It was August and I was driving back to college, ready to move into my own housing for the first time. I had made a quick stop at my grandparents house for lunch, knowing that it would be several months before I would get to visit them again. With no fanfare or surprise, my grandmother pulled out a box of home essentials for me and my roommates. It was the least exciting present I have ever received.
Grandma explained what each one was, knowing full well that I could differentiate between glass cleaner and laundry detergent. Then she held up the toilet brush, that nondescript cleaning wand we all need to keep handy. And then she told me something that I was not expecting to hear.
“This is the most important thing in this whole box.”
I’m not sure if I rolled my eyes or not, but I know I felt like it. “Sure grandma, of couse. Because clean toilets will change the world.”
She smiled, and then laughed her contagious grandma laugh, the one that could fill a whole room and cause sworn enemies to laugh together.
“Dean, you’ve got a girl. She’s a keeper. And if you’re going to keep her, you better have a clean toilet when she comes over to visit. Take care of your girlie, and show her you will by having a clean toilet!”
It’s just a toilet. Who cares?
The point my grandma was making had nothing to do with toilets and everything to do with the little things. Serving each other. Taking care of the little things that, if left untended, end up being the focus of big fights and big problems. Good life lessons, even if the person teaching them didn’t always embrace them.

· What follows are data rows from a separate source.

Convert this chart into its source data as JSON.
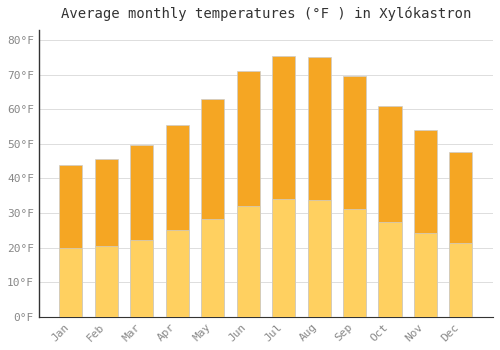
{
  "title": "Average monthly temperatures (°F ) in Xylókastron",
  "months": [
    "Jan",
    "Feb",
    "Mar",
    "Apr",
    "May",
    "Jun",
    "Jul",
    "Aug",
    "Sep",
    "Oct",
    "Nov",
    "Dec"
  ],
  "values": [
    44,
    45.5,
    49.5,
    55.5,
    63,
    71,
    75.5,
    75,
    69.5,
    61,
    54,
    47.5
  ],
  "bar_color_top": "#F5A623",
  "bar_color_bottom": "#FFD060",
  "bar_edge_color": "#CCCCCC",
  "background_color": "#FFFFFF",
  "grid_color": "#DDDDDD",
  "yticks": [
    0,
    10,
    20,
    30,
    40,
    50,
    60,
    70,
    80
  ],
  "ytick_labels": [
    "0°F",
    "10°F",
    "20°F",
    "30°F",
    "40°F",
    "50°F",
    "60°F",
    "70°F",
    "80°F"
  ],
  "ylim": [
    0,
    83
  ],
  "title_fontsize": 10,
  "tick_fontsize": 8,
  "tick_color": "#888888",
  "spine_color": "#333333"
}
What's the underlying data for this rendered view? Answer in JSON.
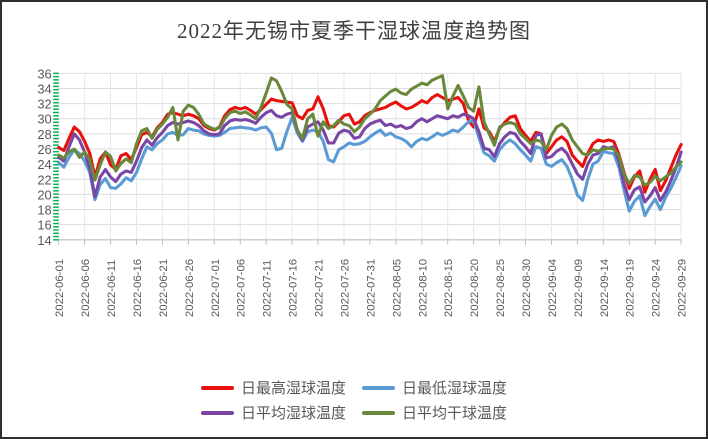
{
  "title": "2022年无锡市夏季干湿球温度趋势图",
  "colors": {
    "grid_h": "#dcdcdc",
    "grid_v": "#e7e7e7",
    "axis": "#bfbfbf",
    "ruler_ticks": "#00b050",
    "text": "#595959",
    "title_text": "#3f3f3f"
  },
  "chart_data": {
    "type": "line",
    "title": "2022年无锡市夏季干湿球温度趋势图",
    "xlabel": "",
    "ylabel": "",
    "ylim": [
      14,
      36
    ],
    "y_ticks": [
      14,
      16,
      18,
      20,
      22,
      24,
      26,
      28,
      30,
      32,
      34,
      36
    ],
    "grid": true,
    "legend_position": "bottom",
    "x_tick_labels": [
      "2022-06-01",
      "2022-06-06",
      "2022-06-11",
      "2022-06-16",
      "2022-06-21",
      "2022-06-26",
      "2022-07-01",
      "2022-07-06",
      "2022-07-11",
      "2022-07-16",
      "2022-07-21",
      "2022-07-26",
      "2022-07-31",
      "2022-08-05",
      "2022-08-10",
      "2022-08-15",
      "2022-08-20",
      "2022-08-25",
      "2022-08-30",
      "2022-09-04",
      "2022-09-09",
      "2022-09-14",
      "2022-09-19",
      "2022-09-24",
      "2022-09-29"
    ],
    "x": [
      "2022-06-01",
      "2022-06-02",
      "2022-06-03",
      "2022-06-04",
      "2022-06-05",
      "2022-06-06",
      "2022-06-07",
      "2022-06-08",
      "2022-06-09",
      "2022-06-10",
      "2022-06-11",
      "2022-06-12",
      "2022-06-13",
      "2022-06-14",
      "2022-06-15",
      "2022-06-16",
      "2022-06-17",
      "2022-06-18",
      "2022-06-19",
      "2022-06-20",
      "2022-06-21",
      "2022-06-22",
      "2022-06-23",
      "2022-06-24",
      "2022-06-25",
      "2022-06-26",
      "2022-06-27",
      "2022-06-28",
      "2022-06-29",
      "2022-06-30",
      "2022-07-01",
      "2022-07-02",
      "2022-07-03",
      "2022-07-04",
      "2022-07-05",
      "2022-07-06",
      "2022-07-07",
      "2022-07-08",
      "2022-07-09",
      "2022-07-10",
      "2022-07-11",
      "2022-07-12",
      "2022-07-13",
      "2022-07-14",
      "2022-07-15",
      "2022-07-16",
      "2022-07-17",
      "2022-07-18",
      "2022-07-19",
      "2022-07-20",
      "2022-07-21",
      "2022-07-22",
      "2022-07-23",
      "2022-07-24",
      "2022-07-25",
      "2022-07-26",
      "2022-07-27",
      "2022-07-28",
      "2022-07-29",
      "2022-07-30",
      "2022-07-31",
      "2022-08-01",
      "2022-08-02",
      "2022-08-03",
      "2022-08-04",
      "2022-08-05",
      "2022-08-06",
      "2022-08-07",
      "2022-08-08",
      "2022-08-09",
      "2022-08-10",
      "2022-08-11",
      "2022-08-12",
      "2022-08-13",
      "2022-08-14",
      "2022-08-15",
      "2022-08-16",
      "2022-08-17",
      "2022-08-18",
      "2022-08-19",
      "2022-08-20",
      "2022-08-21",
      "2022-08-22",
      "2022-08-23",
      "2022-08-24",
      "2022-08-25",
      "2022-08-26",
      "2022-08-27",
      "2022-08-28",
      "2022-08-29",
      "2022-08-30",
      "2022-08-31",
      "2022-09-01",
      "2022-09-02",
      "2022-09-03",
      "2022-09-04",
      "2022-09-05",
      "2022-09-06",
      "2022-09-07",
      "2022-09-08",
      "2022-09-09",
      "2022-09-10",
      "2022-09-11",
      "2022-09-12",
      "2022-09-13",
      "2022-09-14",
      "2022-09-15",
      "2022-09-16",
      "2022-09-17",
      "2022-09-18",
      "2022-09-19",
      "2022-09-20",
      "2022-09-21",
      "2022-09-22",
      "2022-09-23",
      "2022-09-24",
      "2022-09-25",
      "2022-09-26",
      "2022-09-27",
      "2022-09-28",
      "2022-09-29"
    ],
    "series": [
      {
        "name": "日最高湿球温度",
        "color": "#e8100c",
        "values": [
          26.2,
          25.8,
          27.4,
          28.9,
          28.3,
          27.0,
          25.4,
          22.3,
          24.7,
          25.6,
          23.9,
          23.3,
          25.1,
          25.4,
          24.6,
          26.2,
          27.9,
          28.2,
          27.6,
          28.8,
          29.5,
          30.6,
          30.8,
          30.6,
          30.4,
          30.6,
          30.4,
          30.0,
          29.1,
          28.7,
          28.5,
          28.9,
          30.4,
          31.2,
          31.5,
          31.3,
          31.5,
          31.1,
          30.6,
          31.2,
          31.9,
          32.6,
          32.4,
          32.3,
          32.2,
          32.1,
          30.4,
          30.0,
          31.1,
          31.3,
          32.9,
          31.3,
          29.1,
          28.9,
          29.6,
          30.4,
          30.6,
          29.3,
          29.6,
          30.4,
          30.8,
          31.1,
          31.3,
          31.5,
          31.9,
          32.2,
          31.7,
          31.3,
          31.5,
          31.9,
          32.4,
          32.1,
          32.8,
          33.2,
          32.8,
          32.4,
          32.6,
          32.8,
          32.0,
          29.8,
          28.9,
          31.3,
          28.8,
          28.3,
          27.0,
          28.7,
          29.5,
          30.2,
          30.4,
          28.7,
          27.8,
          27.0,
          28.2,
          28.0,
          25.4,
          26.3,
          27.2,
          27.6,
          27.0,
          25.2,
          24.4,
          23.7,
          25.4,
          26.7,
          27.2,
          27.0,
          27.2,
          27.0,
          25.3,
          22.9,
          20.8,
          22.3,
          23.1,
          20.3,
          22.0,
          23.3,
          20.5,
          21.8,
          23.5,
          25.2,
          26.6
        ]
      },
      {
        "name": "日最低湿球温度",
        "color": "#5b9bd5",
        "values": [
          24.2,
          23.6,
          24.9,
          25.9,
          25.4,
          24.4,
          22.9,
          19.3,
          21.3,
          22.1,
          20.9,
          20.8,
          21.4,
          22.2,
          21.8,
          22.9,
          24.7,
          26.3,
          25.9,
          26.7,
          27.2,
          28.0,
          28.2,
          27.8,
          27.9,
          28.7,
          28.5,
          28.4,
          28.0,
          27.8,
          27.7,
          27.8,
          28.2,
          28.7,
          28.8,
          28.9,
          28.8,
          28.7,
          28.5,
          28.8,
          28.9,
          28.1,
          25.9,
          26.1,
          28.3,
          30.2,
          28.1,
          27.0,
          28.3,
          28.5,
          28.3,
          27.0,
          24.6,
          24.3,
          25.9,
          26.3,
          26.8,
          26.6,
          26.7,
          27.0,
          27.6,
          28.1,
          28.5,
          27.8,
          28.1,
          27.6,
          27.4,
          27.0,
          26.3,
          27.0,
          27.4,
          27.2,
          27.6,
          28.1,
          27.8,
          28.1,
          28.5,
          28.3,
          28.9,
          29.6,
          29.8,
          27.5,
          25.5,
          25.1,
          24.4,
          25.9,
          26.7,
          27.2,
          26.7,
          25.9,
          25.2,
          24.4,
          26.3,
          26.1,
          24.0,
          23.7,
          24.2,
          24.6,
          23.7,
          22.0,
          19.9,
          19.2,
          22.0,
          24.0,
          24.4,
          25.7,
          25.5,
          25.4,
          23.6,
          20.6,
          17.8,
          19.1,
          19.8,
          17.2,
          18.4,
          19.4,
          18.0,
          19.6,
          20.8,
          22.2,
          23.8
        ]
      },
      {
        "name": "日平均湿球温度",
        "color": "#7a46a5",
        "values": [
          24.9,
          24.4,
          26.3,
          28.0,
          27.2,
          25.6,
          23.4,
          19.7,
          22.3,
          23.3,
          22.3,
          21.7,
          22.7,
          23.1,
          22.9,
          24.4,
          26.2,
          27.2,
          26.5,
          27.5,
          28.2,
          29.1,
          29.5,
          29.3,
          29.5,
          29.7,
          29.5,
          29.1,
          28.4,
          28.0,
          27.9,
          28.0,
          29.1,
          29.7,
          29.9,
          29.8,
          29.9,
          29.7,
          29.4,
          30.2,
          30.8,
          31.1,
          30.4,
          30.2,
          30.6,
          30.8,
          28.5,
          27.2,
          28.9,
          29.3,
          29.6,
          28.5,
          26.8,
          26.8,
          28.1,
          28.5,
          28.3,
          27.4,
          27.6,
          28.7,
          29.3,
          29.6,
          29.8,
          29.1,
          29.3,
          28.9,
          29.1,
          28.7,
          28.9,
          29.6,
          30.0,
          29.6,
          30.0,
          30.4,
          30.2,
          30.0,
          30.4,
          30.2,
          30.6,
          30.4,
          30.0,
          28.3,
          26.1,
          25.9,
          25.0,
          26.7,
          27.6,
          28.2,
          28.0,
          27.0,
          26.3,
          25.4,
          27.8,
          28.0,
          24.8,
          25.0,
          25.7,
          26.1,
          25.4,
          24.0,
          22.7,
          22.0,
          24.0,
          25.2,
          25.4,
          26.3,
          26.1,
          26.3,
          24.4,
          21.4,
          19.3,
          20.6,
          21.0,
          19.0,
          19.8,
          20.9,
          19.2,
          20.3,
          21.8,
          23.5,
          25.6
        ]
      },
      {
        "name": "日平均干球温度",
        "color": "#69883b",
        "values": [
          25.2,
          24.8,
          25.6,
          26.0,
          24.9,
          25.6,
          24.6,
          21.9,
          23.9,
          25.6,
          25.0,
          23.1,
          24.1,
          24.7,
          24.2,
          26.7,
          28.4,
          28.7,
          27.4,
          28.6,
          29.3,
          30.2,
          31.5,
          27.2,
          31.0,
          31.8,
          31.5,
          30.6,
          29.3,
          28.9,
          28.6,
          28.8,
          30.0,
          30.8,
          31.0,
          30.7,
          30.9,
          30.5,
          30.0,
          31.5,
          33.4,
          35.4,
          35.0,
          33.6,
          31.9,
          31.3,
          28.5,
          27.4,
          30.0,
          30.6,
          27.7,
          29.6,
          28.7,
          29.1,
          29.8,
          29.3,
          29.1,
          28.3,
          28.9,
          30.0,
          30.6,
          31.3,
          32.4,
          33.0,
          33.6,
          33.9,
          33.4,
          33.2,
          33.9,
          34.3,
          34.7,
          34.5,
          35.1,
          35.4,
          35.7,
          31.3,
          33.0,
          34.4,
          33.0,
          31.5,
          31.0,
          34.2,
          29.6,
          28.0,
          26.5,
          28.9,
          29.3,
          29.5,
          29.3,
          28.0,
          27.4,
          26.7,
          27.2,
          27.0,
          25.9,
          27.8,
          28.9,
          29.3,
          28.7,
          27.2,
          26.3,
          25.4,
          25.2,
          25.9,
          25.7,
          26.0,
          26.1,
          26.0,
          25.1,
          22.7,
          21.4,
          22.5,
          22.3,
          21.2,
          21.6,
          22.4,
          21.8,
          22.3,
          22.8,
          23.6,
          24.3
        ]
      }
    ]
  }
}
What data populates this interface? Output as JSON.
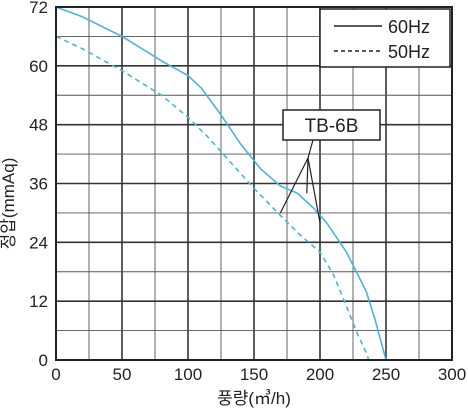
{
  "chart_data": {
    "type": "line",
    "xlabel": "풍량(㎥/h)",
    "ylabel": "정압(mmAq)",
    "xlim": [
      0,
      300
    ],
    "ylim": [
      0,
      72
    ],
    "x_ticks": [
      0,
      50,
      100,
      150,
      200,
      250,
      300
    ],
    "y_ticks": [
      0,
      12,
      24,
      36,
      48,
      60,
      72
    ],
    "grid": true,
    "legend_position": "top-right",
    "series": [
      {
        "name": "60Hz",
        "color": "#4bb4dc",
        "dash": "solid",
        "x": [
          0,
          20,
          50,
          80,
          100,
          110,
          125,
          140,
          155,
          170,
          183,
          195,
          205,
          220,
          235,
          242,
          250
        ],
        "y": [
          72,
          70,
          66,
          61,
          58,
          55.5,
          50,
          44,
          39,
          35.5,
          34,
          31,
          28,
          22,
          14,
          8,
          0
        ]
      },
      {
        "name": "50Hz",
        "color": "#4bb4dc",
        "dash": "dashed",
        "x": [
          0,
          20,
          50,
          80,
          100,
          115,
          130,
          150,
          170,
          185,
          200,
          210,
          220,
          228,
          235,
          237
        ],
        "y": [
          66,
          63.5,
          59,
          54,
          49.5,
          45.5,
          41,
          35,
          29.5,
          25.5,
          22,
          17.5,
          11,
          5.5,
          1.5,
          0
        ]
      }
    ],
    "annotations": [
      {
        "text": "TB-6B",
        "points": [
          [
            190,
            34
          ],
          [
            170,
            30
          ],
          [
            200,
            28
          ]
        ]
      }
    ]
  }
}
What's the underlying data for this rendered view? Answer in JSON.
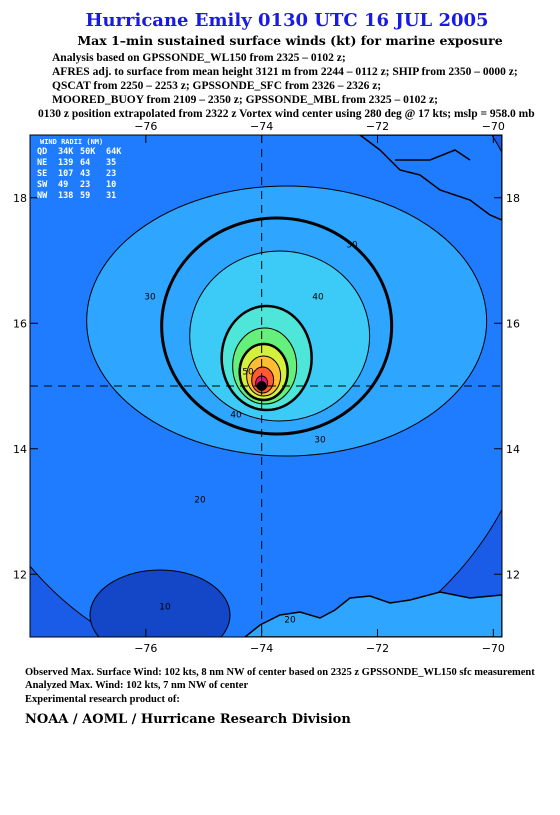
{
  "header": {
    "title": "Hurricane Emily 0130 UTC 16 JUL 2005",
    "subtitle": "Max 1–min sustained surface winds (kt) for marine exposure",
    "analysis_lines": [
      "Analysis based on  GPSSONDE_WL150 from 2325 – 0102 z;",
      "AFRES adj. to surface from mean height 3121 m from 2244 – 0112 z;  SHIP from 2350 – 0000 z;",
      "QSCAT from 2250 – 2253 z;  GPSSONDE_SFC from 2326 – 2326 z;",
      "MOORED_BUOY from 2109 – 2350 z;  GPSSONDE_MBL from 2325 – 0102 z;",
      "0130 z position extrapolated from 2322 z Vortex wind center using 280 deg @ 17 kts; mslp = 958.0 mb"
    ]
  },
  "chart_data": {
    "type": "contour",
    "xlim": [
      -78,
      -69.85
    ],
    "ylim": [
      11,
      19
    ],
    "xticks": [
      {
        "value": -76,
        "label": "−76"
      },
      {
        "value": -74,
        "label": "−74"
      },
      {
        "value": -72,
        "label": "−72"
      },
      {
        "value": -70,
        "label": "−70"
      }
    ],
    "yticks": [
      12,
      14,
      16,
      18
    ],
    "center_lon": -74,
    "center_lat": 15,
    "background_color": "#1a5ce8",
    "levels": [
      {
        "value": 10,
        "color": "#1446c8"
      },
      {
        "value": 20,
        "color": "#1f7cff"
      },
      {
        "value": 30,
        "color": "#2ea6ff"
      },
      {
        "value": 40,
        "color": "#3ccaf6"
      },
      {
        "value": 50,
        "color": "#4ee6d8"
      },
      {
        "value": 60,
        "color": "#64f07a"
      },
      {
        "value": 70,
        "color": "#d2f03c"
      },
      {
        "value": 80,
        "color": "#ffbe32"
      },
      {
        "value": 90,
        "color": "#ff5a32"
      },
      {
        "value": 100,
        "color": "#e6147a"
      }
    ],
    "wind_radii": {
      "title": "WIND RADII (NM)",
      "columns": [
        "QD",
        "34K",
        "50K",
        "64K"
      ],
      "rows": [
        [
          "NE",
          139,
          64,
          35
        ],
        [
          "SE",
          107,
          43,
          23
        ],
        [
          "SW",
          49,
          23,
          10
        ],
        [
          "NW",
          138,
          59,
          31
        ]
      ]
    }
  },
  "footer": {
    "lines": [
      "Observed Max. Surface Wind: 102 kts, 8 nm NW of center based on 2325 z GPSSONDE_WL150 sfc measurement",
      "Analyzed Max. Wind: 102 kts, 7 nm NW of center",
      "Experimental research product of:"
    ],
    "org": "NOAA / AOML / Hurricane Research Division"
  }
}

So when I had to buy a new toilet brush a few months ago, I wasn’t thinking about the $5 I was spending, or the quality of the product. I was thinking about my wife and all of the challenges and joys we have had in almost seven years of marriage. I was thinking about the little things that mess life up, the little things that become big things, and how thankful I am to have a partner who is willing to fight through the little things with me.
But mostly, I was thinking about how much I miss my grandma. And I cried.